The second participants were schizophrenia patient.
This is a dreadful mental illness, which, if untreated, can completely
overwhelm and disable an affected person. Patients may present with a
range of symptoms including delusions, hallucinations, and enormous
difficulties focusing mentally. People with schizophrenia may become
completely incapable of distinguishing between the “real world” and
their own hallucinatory and delusional realm. Normal cognitive,
emotional, and societal responses are lost. There is a terrible
misconception, however, that people with schizophrenia are likely to be
violent and dangerous. For the great majority of patients that isn’t the
case at all, and the people most likely to suffer harm because of this
illness are the patients themselves. Individuals with schizophrenia are
fifty times as likely to attempt suicide as healthy individuals.
Schizophrenia is tragically common. It affects between 0.5 and 1 percent
of the population in most countries and cultures, which means that
there may be more than 50 million people alive today who are suffering
from this condition. Scientists have known for some time that genetics
plays a strong role in determining if a person will develop this
illness. We know this because if one of a pair of identical twins has
schizophrenia, there is a 50 percent chance that their twin will also
have the condition. That is much higher than the 1 percent risk in the
general population or even the 15 percent risk for fraternal twins.
Identical twins have exactly the same genetic code as each other. They
share the same womb, and usually they are brought up in very similar
environments. When we consider this, it doesn’t seem surprising that if
one of the twins develops schizophrenia, the chance that his or her twin
will also develop the illness is very high. In fact, we have to start
wondering why it isn’t higher. Flip a coin—heads they win,
tails they lose. Variations in the environment are unlikely to account
for this, and even if they did, how would those environmental effects
have such profoundly different impacts on two genetically identical
people?
As a result, sometimes everything works out well for such children.

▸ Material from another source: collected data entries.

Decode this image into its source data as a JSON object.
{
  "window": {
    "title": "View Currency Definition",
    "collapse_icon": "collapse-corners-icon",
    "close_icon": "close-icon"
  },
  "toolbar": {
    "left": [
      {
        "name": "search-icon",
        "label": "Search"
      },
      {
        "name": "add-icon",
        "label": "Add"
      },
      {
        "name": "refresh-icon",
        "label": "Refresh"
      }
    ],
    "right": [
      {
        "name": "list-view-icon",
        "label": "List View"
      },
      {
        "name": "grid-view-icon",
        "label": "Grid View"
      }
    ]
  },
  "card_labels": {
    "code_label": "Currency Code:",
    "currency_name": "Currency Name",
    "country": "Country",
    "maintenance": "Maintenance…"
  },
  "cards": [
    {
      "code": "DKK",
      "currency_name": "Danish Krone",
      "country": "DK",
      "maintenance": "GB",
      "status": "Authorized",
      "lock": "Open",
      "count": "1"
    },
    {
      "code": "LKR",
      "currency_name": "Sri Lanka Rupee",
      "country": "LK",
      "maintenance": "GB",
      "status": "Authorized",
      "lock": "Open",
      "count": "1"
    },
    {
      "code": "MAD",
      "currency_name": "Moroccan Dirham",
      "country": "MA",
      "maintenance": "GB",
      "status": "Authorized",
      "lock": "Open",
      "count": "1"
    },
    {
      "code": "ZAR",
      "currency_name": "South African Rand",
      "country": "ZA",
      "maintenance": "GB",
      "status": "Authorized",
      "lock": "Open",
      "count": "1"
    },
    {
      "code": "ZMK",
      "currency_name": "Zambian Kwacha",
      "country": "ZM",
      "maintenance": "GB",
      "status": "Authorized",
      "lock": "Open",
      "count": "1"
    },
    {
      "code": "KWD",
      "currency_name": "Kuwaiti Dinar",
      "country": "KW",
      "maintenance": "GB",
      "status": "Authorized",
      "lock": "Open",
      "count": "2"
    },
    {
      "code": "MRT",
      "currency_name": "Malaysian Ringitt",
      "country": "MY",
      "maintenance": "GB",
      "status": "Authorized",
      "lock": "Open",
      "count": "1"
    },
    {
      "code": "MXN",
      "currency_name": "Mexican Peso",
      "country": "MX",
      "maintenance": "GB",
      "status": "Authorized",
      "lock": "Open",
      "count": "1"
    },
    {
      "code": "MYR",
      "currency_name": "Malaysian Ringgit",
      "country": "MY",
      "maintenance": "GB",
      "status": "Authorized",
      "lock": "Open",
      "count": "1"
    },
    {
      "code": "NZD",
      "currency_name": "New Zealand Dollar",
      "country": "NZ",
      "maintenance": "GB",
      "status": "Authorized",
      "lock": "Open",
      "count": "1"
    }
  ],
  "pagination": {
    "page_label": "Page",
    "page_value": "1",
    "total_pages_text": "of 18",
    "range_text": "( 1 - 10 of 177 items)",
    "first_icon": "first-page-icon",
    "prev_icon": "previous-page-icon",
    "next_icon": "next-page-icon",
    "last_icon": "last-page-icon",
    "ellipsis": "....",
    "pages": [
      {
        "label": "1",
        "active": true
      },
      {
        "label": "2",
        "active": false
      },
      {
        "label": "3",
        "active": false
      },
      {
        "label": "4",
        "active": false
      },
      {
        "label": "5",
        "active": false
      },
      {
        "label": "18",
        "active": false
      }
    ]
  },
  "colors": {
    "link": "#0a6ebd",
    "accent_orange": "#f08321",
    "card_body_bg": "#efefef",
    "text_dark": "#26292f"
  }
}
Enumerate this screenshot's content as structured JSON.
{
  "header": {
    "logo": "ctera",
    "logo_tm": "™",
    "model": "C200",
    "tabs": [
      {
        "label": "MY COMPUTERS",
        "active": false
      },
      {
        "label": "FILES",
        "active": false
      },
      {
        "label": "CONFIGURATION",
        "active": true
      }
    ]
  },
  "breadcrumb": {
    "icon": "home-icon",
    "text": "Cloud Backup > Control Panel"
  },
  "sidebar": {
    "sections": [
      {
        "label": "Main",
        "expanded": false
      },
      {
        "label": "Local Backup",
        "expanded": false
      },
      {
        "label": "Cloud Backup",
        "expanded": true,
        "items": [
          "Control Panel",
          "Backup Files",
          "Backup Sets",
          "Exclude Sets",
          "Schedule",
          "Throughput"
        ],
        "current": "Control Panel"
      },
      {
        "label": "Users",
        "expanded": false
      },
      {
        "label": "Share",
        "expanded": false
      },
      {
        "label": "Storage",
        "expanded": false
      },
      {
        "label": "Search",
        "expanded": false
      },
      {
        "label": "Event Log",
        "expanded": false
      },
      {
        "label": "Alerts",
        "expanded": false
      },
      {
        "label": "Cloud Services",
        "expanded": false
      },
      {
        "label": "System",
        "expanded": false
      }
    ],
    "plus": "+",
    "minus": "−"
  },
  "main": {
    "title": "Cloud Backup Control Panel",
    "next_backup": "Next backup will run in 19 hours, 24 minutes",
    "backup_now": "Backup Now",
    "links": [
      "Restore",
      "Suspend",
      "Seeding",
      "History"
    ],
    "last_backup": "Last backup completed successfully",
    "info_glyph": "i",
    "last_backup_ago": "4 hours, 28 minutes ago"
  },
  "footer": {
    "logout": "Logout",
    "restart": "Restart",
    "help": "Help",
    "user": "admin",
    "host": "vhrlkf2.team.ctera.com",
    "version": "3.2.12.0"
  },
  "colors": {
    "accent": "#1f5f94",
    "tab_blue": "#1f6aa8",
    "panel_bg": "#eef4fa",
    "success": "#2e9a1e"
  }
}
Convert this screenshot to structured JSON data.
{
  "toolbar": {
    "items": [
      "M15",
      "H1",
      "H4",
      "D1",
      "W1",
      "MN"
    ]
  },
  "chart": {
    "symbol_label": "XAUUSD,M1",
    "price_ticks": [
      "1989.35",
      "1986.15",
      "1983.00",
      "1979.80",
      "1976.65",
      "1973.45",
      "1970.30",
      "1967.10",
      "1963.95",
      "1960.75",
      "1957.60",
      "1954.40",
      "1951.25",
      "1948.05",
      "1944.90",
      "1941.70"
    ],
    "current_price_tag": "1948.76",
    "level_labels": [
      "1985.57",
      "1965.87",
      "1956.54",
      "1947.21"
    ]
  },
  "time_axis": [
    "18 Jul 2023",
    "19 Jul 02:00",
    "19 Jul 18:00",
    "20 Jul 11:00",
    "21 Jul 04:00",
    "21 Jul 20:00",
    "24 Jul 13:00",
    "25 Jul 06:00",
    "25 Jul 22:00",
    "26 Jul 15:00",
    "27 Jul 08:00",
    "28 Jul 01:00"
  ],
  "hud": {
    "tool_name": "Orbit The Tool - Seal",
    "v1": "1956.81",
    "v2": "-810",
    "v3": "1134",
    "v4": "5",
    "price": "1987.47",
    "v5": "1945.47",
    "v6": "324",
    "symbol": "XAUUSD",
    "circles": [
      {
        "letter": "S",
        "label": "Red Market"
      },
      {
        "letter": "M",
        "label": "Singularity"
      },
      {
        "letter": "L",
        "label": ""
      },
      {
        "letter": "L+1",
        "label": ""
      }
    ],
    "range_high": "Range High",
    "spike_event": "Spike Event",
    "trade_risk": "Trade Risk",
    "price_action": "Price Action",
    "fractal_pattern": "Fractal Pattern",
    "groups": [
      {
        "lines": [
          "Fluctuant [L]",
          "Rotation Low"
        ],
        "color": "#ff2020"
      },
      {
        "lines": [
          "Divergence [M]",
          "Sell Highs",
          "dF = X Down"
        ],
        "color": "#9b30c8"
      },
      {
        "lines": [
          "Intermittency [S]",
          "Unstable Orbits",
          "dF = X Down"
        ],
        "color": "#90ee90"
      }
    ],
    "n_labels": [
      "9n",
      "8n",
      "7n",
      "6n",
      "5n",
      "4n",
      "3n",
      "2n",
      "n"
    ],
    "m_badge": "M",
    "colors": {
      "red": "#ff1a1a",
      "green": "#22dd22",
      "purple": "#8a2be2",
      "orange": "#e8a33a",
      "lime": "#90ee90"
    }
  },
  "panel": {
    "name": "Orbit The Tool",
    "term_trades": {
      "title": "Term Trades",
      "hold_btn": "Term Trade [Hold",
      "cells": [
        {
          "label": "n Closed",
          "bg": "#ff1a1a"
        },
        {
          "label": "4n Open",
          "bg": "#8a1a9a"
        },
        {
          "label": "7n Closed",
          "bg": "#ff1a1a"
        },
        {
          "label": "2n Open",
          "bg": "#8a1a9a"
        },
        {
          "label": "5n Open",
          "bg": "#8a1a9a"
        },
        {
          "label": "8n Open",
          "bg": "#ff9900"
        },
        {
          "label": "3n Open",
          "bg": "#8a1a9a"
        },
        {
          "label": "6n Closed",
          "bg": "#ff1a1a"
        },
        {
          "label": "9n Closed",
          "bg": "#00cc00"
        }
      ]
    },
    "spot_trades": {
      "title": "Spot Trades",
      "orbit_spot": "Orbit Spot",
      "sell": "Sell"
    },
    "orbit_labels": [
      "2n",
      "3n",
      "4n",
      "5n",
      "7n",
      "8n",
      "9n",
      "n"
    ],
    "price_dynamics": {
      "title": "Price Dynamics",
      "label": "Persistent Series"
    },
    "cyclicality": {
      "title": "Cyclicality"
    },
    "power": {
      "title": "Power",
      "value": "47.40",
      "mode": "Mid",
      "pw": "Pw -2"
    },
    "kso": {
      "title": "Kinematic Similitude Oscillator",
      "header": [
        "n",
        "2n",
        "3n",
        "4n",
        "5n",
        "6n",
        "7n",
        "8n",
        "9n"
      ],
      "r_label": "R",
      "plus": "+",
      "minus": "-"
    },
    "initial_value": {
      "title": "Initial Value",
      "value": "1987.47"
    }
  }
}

They grow up into happy, stable individuals indistinguishable from all their peers who had normal, non-abusive childhoods. But often, tragically, it doesn’t work out this way. Children who have suffered from abuse or neglect in their early years grow up with a substantially higher risk of adult mental health problems than the general population. All too often such a child grows up into an adult at high risk of depression, self-harm, drug abuse, and suicide. In some cases, the adult may have absolutely no recollection of the traumatic events, and yet he or she may suffer the consequences mentally and emotionally for the rest of life.
In conclusion, these three case studies seem very different on the surface. The first is mainly about nutrition, especially of the unborn child. The second is about the differences that arise between genetically identical individuals. The third is about long-term psychological damage as a result of childhood abuse.But these stories are linked at a very fundamental biological level. They are all examples of epigenetics. Epigenetics is the new discipline that is revolutionizing biology. Whenever two genetically identical individuals are nonidentical in some way we can measure, this is called epigenetics. When a change in environment has biological consequences that last long after the event itself has vanished into distant memory, we are seeing an epigenetic effect in action.